I am looking to create URL shortening service for a project. This will be a very basic service that requires storing the following:

  1. A random 6 character ([a-z][A-Z][0-9]) short string (unique). The id/key.
  2. The long URL. The value.

I have chosen to use Azure Table Storage for this service since it works with our stack.

When a request comes in with the short string (key), I simply need to look up the entity and return the long URL (value).

This is just basic key/value storage. Since ATS requires a partition AND row key to define an entity, I am trying to think of the best strategy for partition and row keys.

So far I have come up with the following options:

  1. Use the short string as the partition key. Empty (no) row key.
  2. Use the first letter of the short string to define the partition, then use the remaining 5 characters as the row key. This creates a maximum number of 62 partitions that would theoretically distribute the entities evenly across all the partitions.
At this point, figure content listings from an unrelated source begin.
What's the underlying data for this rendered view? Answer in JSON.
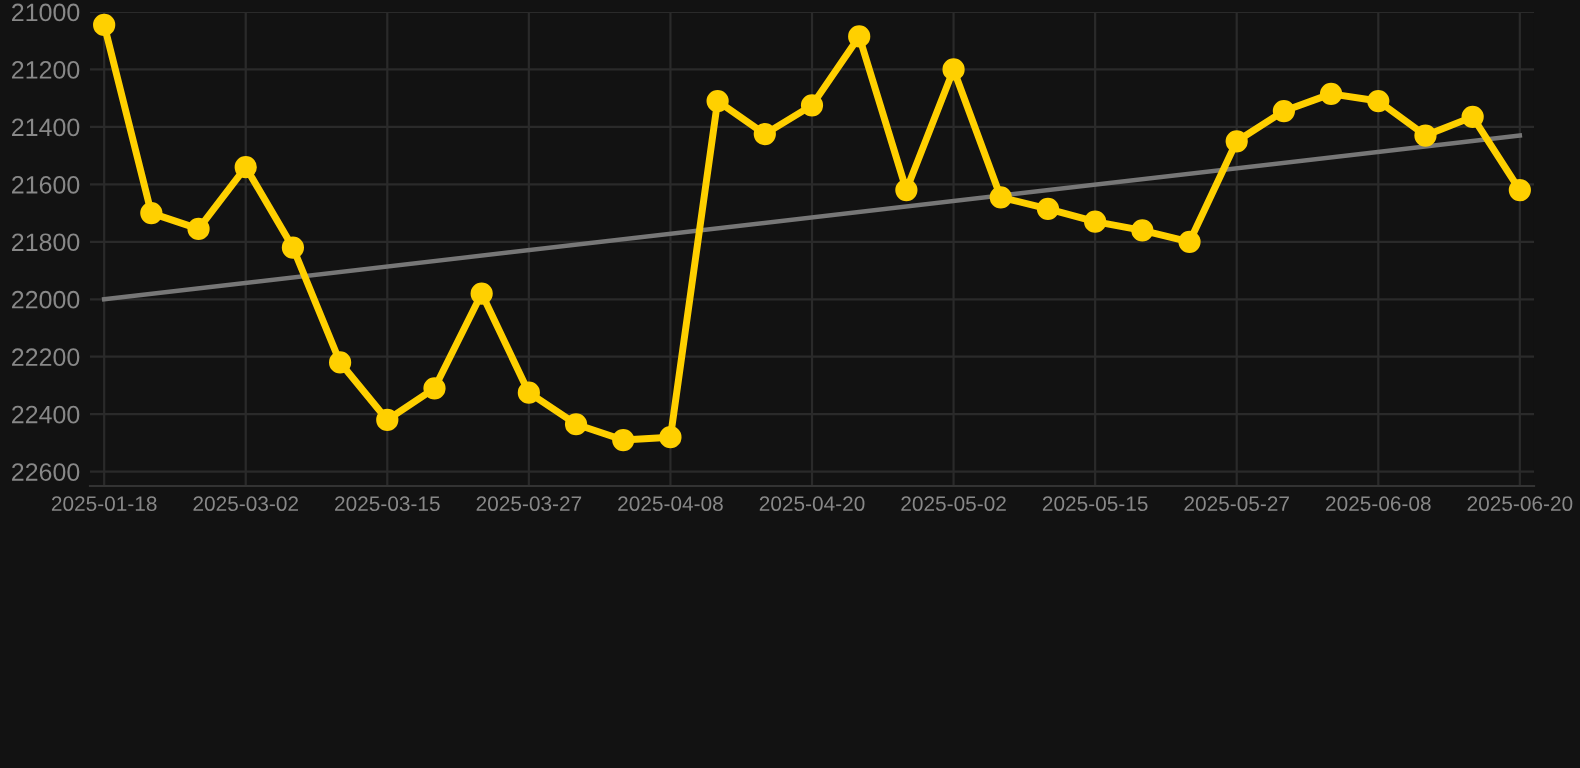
{
  "chart_data": {
    "type": "line",
    "categories": [
      "2025-01-18",
      null,
      null,
      "2025-03-02",
      null,
      null,
      "2025-03-15",
      null,
      null,
      "2025-03-27",
      null,
      null,
      "2025-04-08",
      null,
      null,
      "2025-04-20",
      null,
      null,
      "2025-05-02",
      null,
      null,
      "2025-05-15",
      null,
      null,
      "2025-05-27",
      null,
      null,
      "2025-06-08",
      null,
      null,
      "2025-06-20"
    ],
    "series": [
      {
        "color": "#ffd000",
        "marker": "circle",
        "values": [
          21045,
          21700,
          21755,
          21540,
          21820,
          22220,
          22420,
          22310,
          21980,
          22325,
          22435,
          22490,
          22480,
          21310,
          21425,
          21325,
          21085,
          21620,
          21200,
          21645,
          21685,
          21730,
          21760,
          21800,
          21450,
          21345,
          21285,
          21310,
          21430,
          21365,
          21620
        ]
      },
      {
        "color": "#777777",
        "marker": "none",
        "values": [
          22000,
          null,
          null,
          null,
          null,
          null,
          null,
          null,
          null,
          null,
          null,
          null,
          null,
          null,
          null,
          null,
          null,
          null,
          null,
          null,
          null,
          null,
          null,
          null,
          null,
          null,
          null,
          null,
          null,
          null,
          21430
        ]
      }
    ],
    "ylim": [
      22650,
      21000
    ],
    "yticks": [
      21000,
      21200,
      21400,
      21600,
      21800,
      22000,
      22200,
      22400,
      22600
    ],
    "grid": true
  }
}
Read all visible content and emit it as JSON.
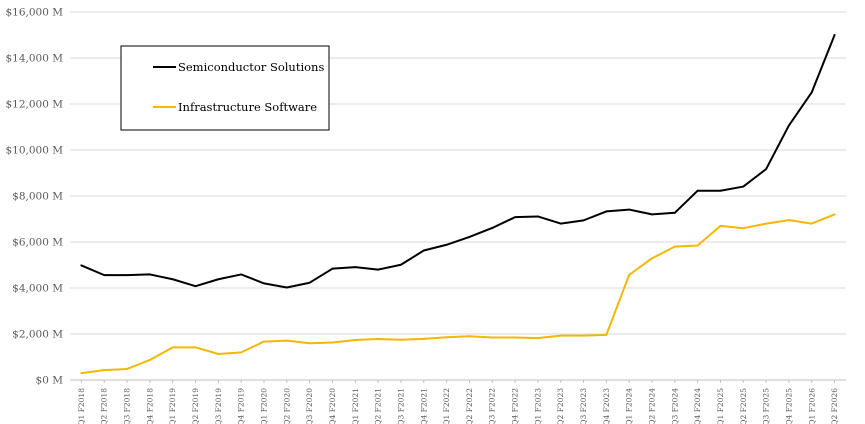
{
  "chart_data": {
    "type": "line",
    "title": "",
    "xlabel": "",
    "ylabel": "",
    "ylim": [
      0,
      16000
    ],
    "y_ticks": [
      0,
      2000,
      4000,
      6000,
      8000,
      10000,
      12000,
      14000,
      16000
    ],
    "y_tick_labels": [
      "$0 M",
      "$2,000 M",
      "$4,000 M",
      "$6,000 M",
      "$8,000 M",
      "$10,000 M",
      "$12,000 M",
      "$14,000 M",
      "$16,000 M"
    ],
    "grid": "horizontal",
    "legend_position": "top-left",
    "categories": [
      "Q1 F2018",
      "Q2 F2018",
      "Q3 F2018",
      "Q4 F2018",
      "Q1 F2019",
      "Q2 F2019",
      "Q3 F2019",
      "Q4 F2019",
      "Q1 F2020",
      "Q2 F2020",
      "Q3 F2020",
      "Q4 F2020",
      "Q1 F2021",
      "Q2 F2021",
      "Q3 F2021",
      "Q4 F2021",
      "Q1 F2022",
      "Q2 F2022",
      "Q3 F2022",
      "Q4 F2022",
      "Q1 F2023",
      "Q2 F2023",
      "Q3 F2023",
      "Q4 F2023",
      "Q1 F2024",
      "Q2 F2024",
      "Q3 F2024",
      "Q4 F2024",
      "Q1 F2025",
      "Q2 F2025",
      "Q3 F2025",
      "Q4 F2025",
      "Q1 F2026",
      "Q2 F2026"
    ],
    "series": [
      {
        "name": "Semiconductor Solutions",
        "color": "#000000",
        "values": [
          4980,
          4560,
          4560,
          4590,
          4380,
          4080,
          4380,
          4590,
          4200,
          4020,
          4230,
          4840,
          4910,
          4800,
          5010,
          5630,
          5880,
          6220,
          6610,
          7080,
          7110,
          6800,
          6940,
          7330,
          7410,
          7200,
          7270,
          8230,
          8230,
          8410,
          9170,
          11070,
          12510,
          15000
        ]
      },
      {
        "name": "Infrastructure Software",
        "color": "#f2b707",
        "values": [
          300,
          430,
          480,
          870,
          1420,
          1420,
          1130,
          1200,
          1670,
          1710,
          1600,
          1630,
          1740,
          1780,
          1750,
          1790,
          1860,
          1900,
          1850,
          1850,
          1820,
          1930,
          1930,
          1960,
          4570,
          5290,
          5800,
          5850,
          6700,
          6600,
          6800,
          6950,
          6800,
          7200
        ]
      }
    ]
  }
}
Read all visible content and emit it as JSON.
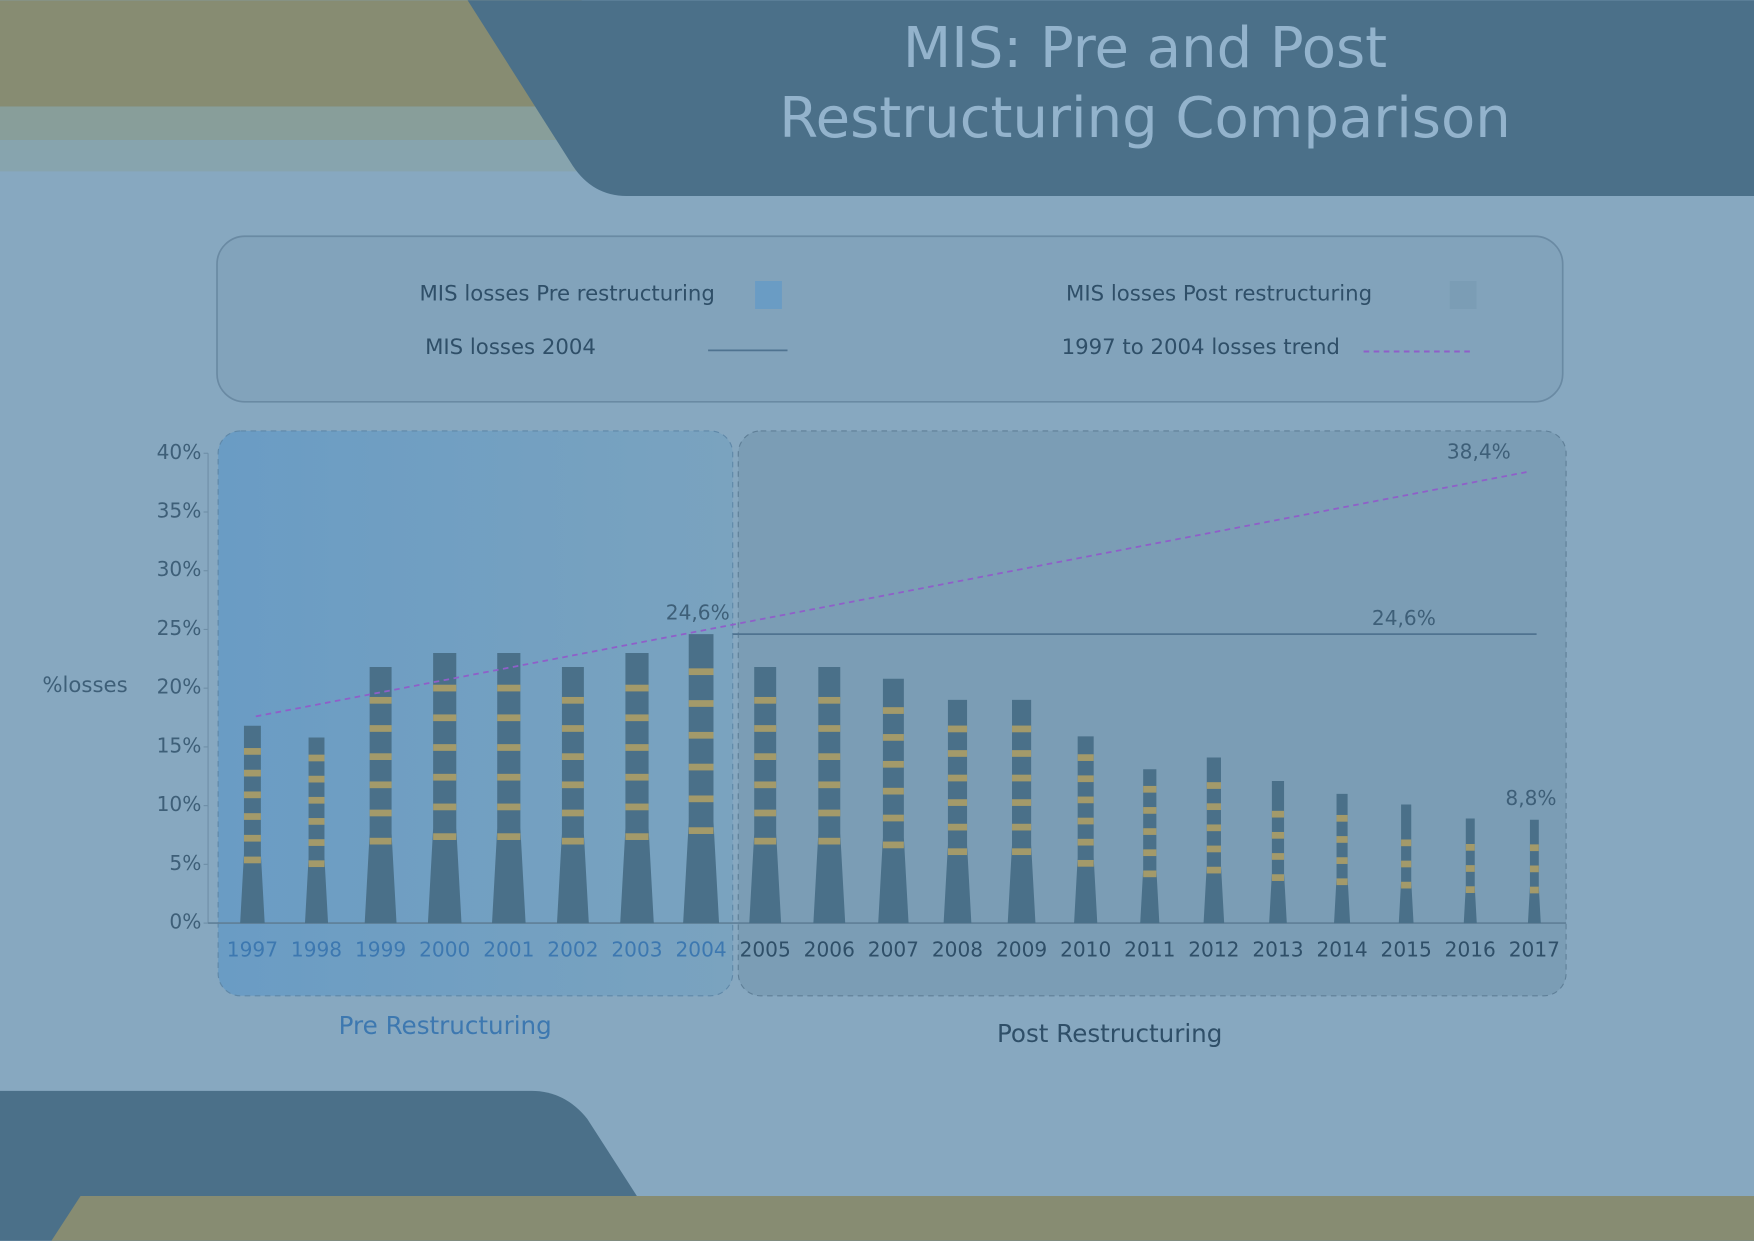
{
  "chart_data": {
    "type": "bar",
    "title": "MIS: Pre and Post Restructuring Comparison",
    "y_label": "%losses",
    "categories": [
      "1997",
      "1998",
      "1999",
      "2000",
      "2001",
      "2002",
      "2003",
      "2004",
      "2005",
      "2006",
      "2007",
      "2008",
      "2009",
      "2010",
      "2011",
      "2012",
      "2013",
      "2014",
      "2015",
      "2016",
      "2017"
    ],
    "series": [
      {
        "name": "MIS losses Pre restructuring",
        "color": "#6a9cc4",
        "group_label": "Pre Restructuring",
        "values": [
          16.8,
          15.8,
          21.8,
          23,
          23,
          21.8,
          23,
          24.6,
          null,
          null,
          null,
          null,
          null,
          null,
          null,
          null,
          null,
          null,
          null,
          null,
          null
        ],
        "value_labels": [
          null,
          null,
          null,
          null,
          null,
          null,
          null,
          "24,6%",
          null,
          null,
          null,
          null,
          null,
          null,
          null,
          null,
          null,
          null,
          null,
          null,
          null
        ]
      },
      {
        "name": "MIS losses Post restructuring",
        "color": "#7b9db5",
        "group_label": "Post Restructuring",
        "values": [
          null,
          null,
          null,
          null,
          null,
          null,
          null,
          null,
          21.8,
          21.8,
          20.8,
          19,
          19,
          15.9,
          13.1,
          14.1,
          12.1,
          11,
          10.1,
          8.9,
          8.8
        ],
        "value_labels": [
          null,
          null,
          null,
          null,
          null,
          null,
          null,
          null,
          null,
          null,
          null,
          null,
          null,
          null,
          null,
          null,
          null,
          null,
          null,
          null,
          "8,8%"
        ]
      }
    ],
    "reference": {
      "name": "MIS losses 2004",
      "value": 24.6,
      "label": "24,6%",
      "color": "#4f7390"
    },
    "trend": {
      "name": "1997 to 2004 losses trend",
      "values": [
        17.6,
        38.4
      ],
      "label": "38,4%",
      "color": "#8f5fc9"
    },
    "bar_color": "#4a7089",
    "stripe_color": "#a39a6a",
    "ylim": [
      0,
      40
    ],
    "yticks": [
      {
        "value": 0,
        "label": "0%"
      },
      {
        "value": 5,
        "label": "5%"
      },
      {
        "value": 10,
        "label": "10%"
      },
      {
        "value": 15,
        "label": "15%"
      },
      {
        "value": 20,
        "label": "20%"
      },
      {
        "value": 25,
        "label": "25%"
      },
      {
        "value": 30,
        "label": "30%"
      },
      {
        "value": 35,
        "label": "35%"
      },
      {
        "value": 40,
        "label": "40%"
      }
    ]
  }
}
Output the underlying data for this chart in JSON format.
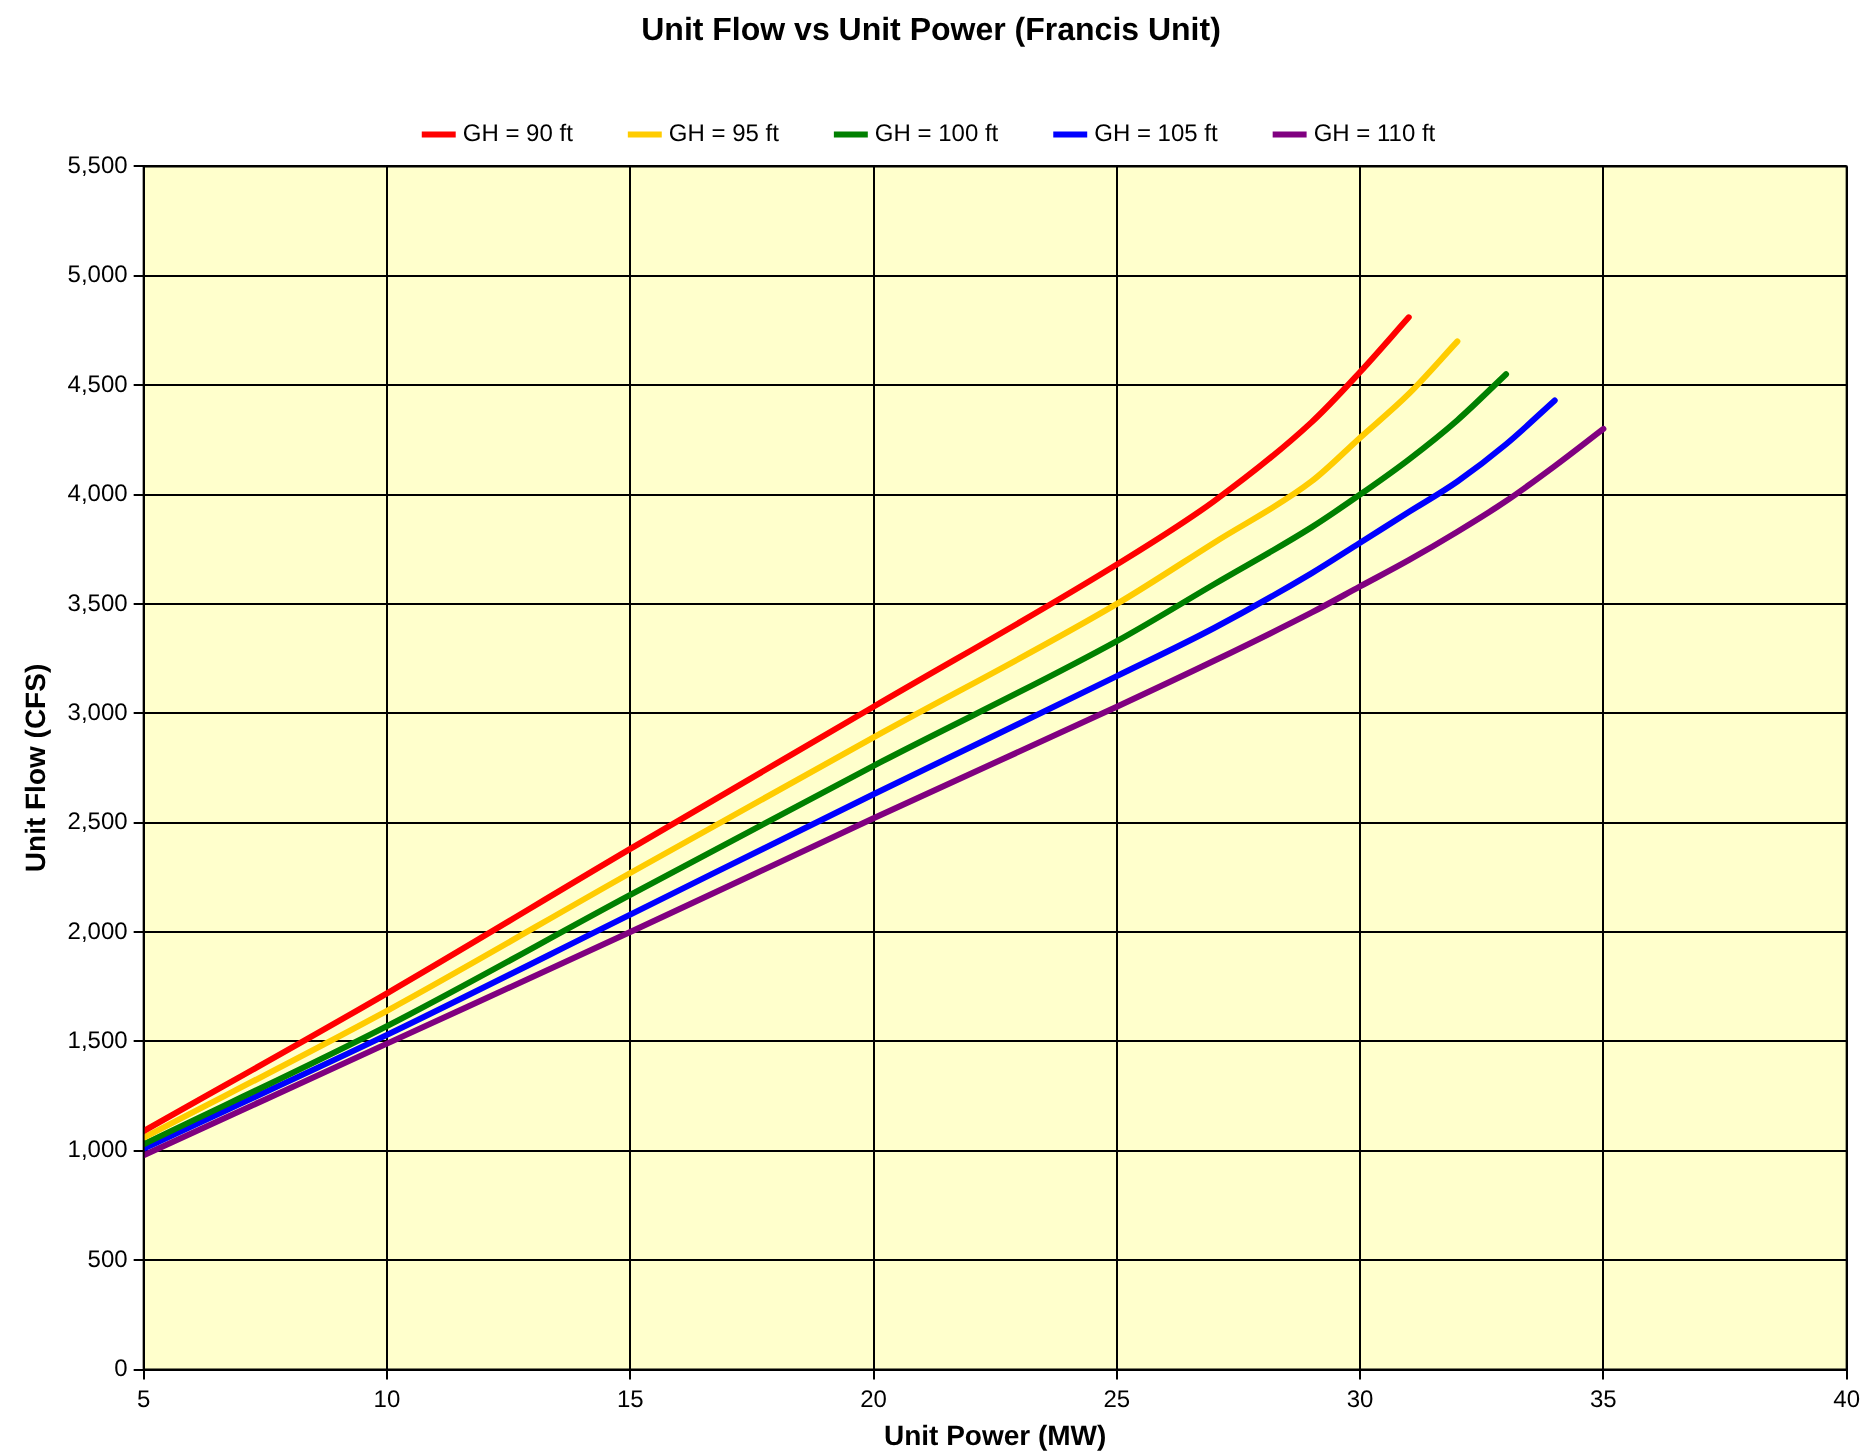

  • Are either of these two approaches a good idea?
  • What are the pros and cons of each?
  • Is there a better approach for simple key/value pair storage?
2

2 Answers

1
votes

I'd go with option 1.

Use the shortened URL as the partition key. This lets the machines behind the service decide how to best partition the keys you provide. You don't really need a row key so it can stay empty or, if you don't mind overloading row key, place the long URL there.

All rows with the same partition key have to be handled by the same machine so the table service's options for load balancing are restricted when you provide fewer partition keys. Also, if you use a common partition key shared by many rows (for example the first letter of the short URLs) then the backing server may have to read all rows with that partition key, and filter for your row key to return your target row.

There are advantages to using common partition keys when you're doing transactions or when writing data fast is more important than reading it fast.

If I were doing the same thing using Azure Tables, I'd use the same scheme you outlined in option 1.

1
votes

Thinkable has a good summary. We also have a blog post about how to get the most out of Azure Tables, http://blogs.msdn.com/b/windowsazurestorage/archive/2010/11/06/how-to-get-most-out-of-windows-azure-tables.aspx. Look under the “Scalability” section to see a discussion that’s directly relevant to your scenario.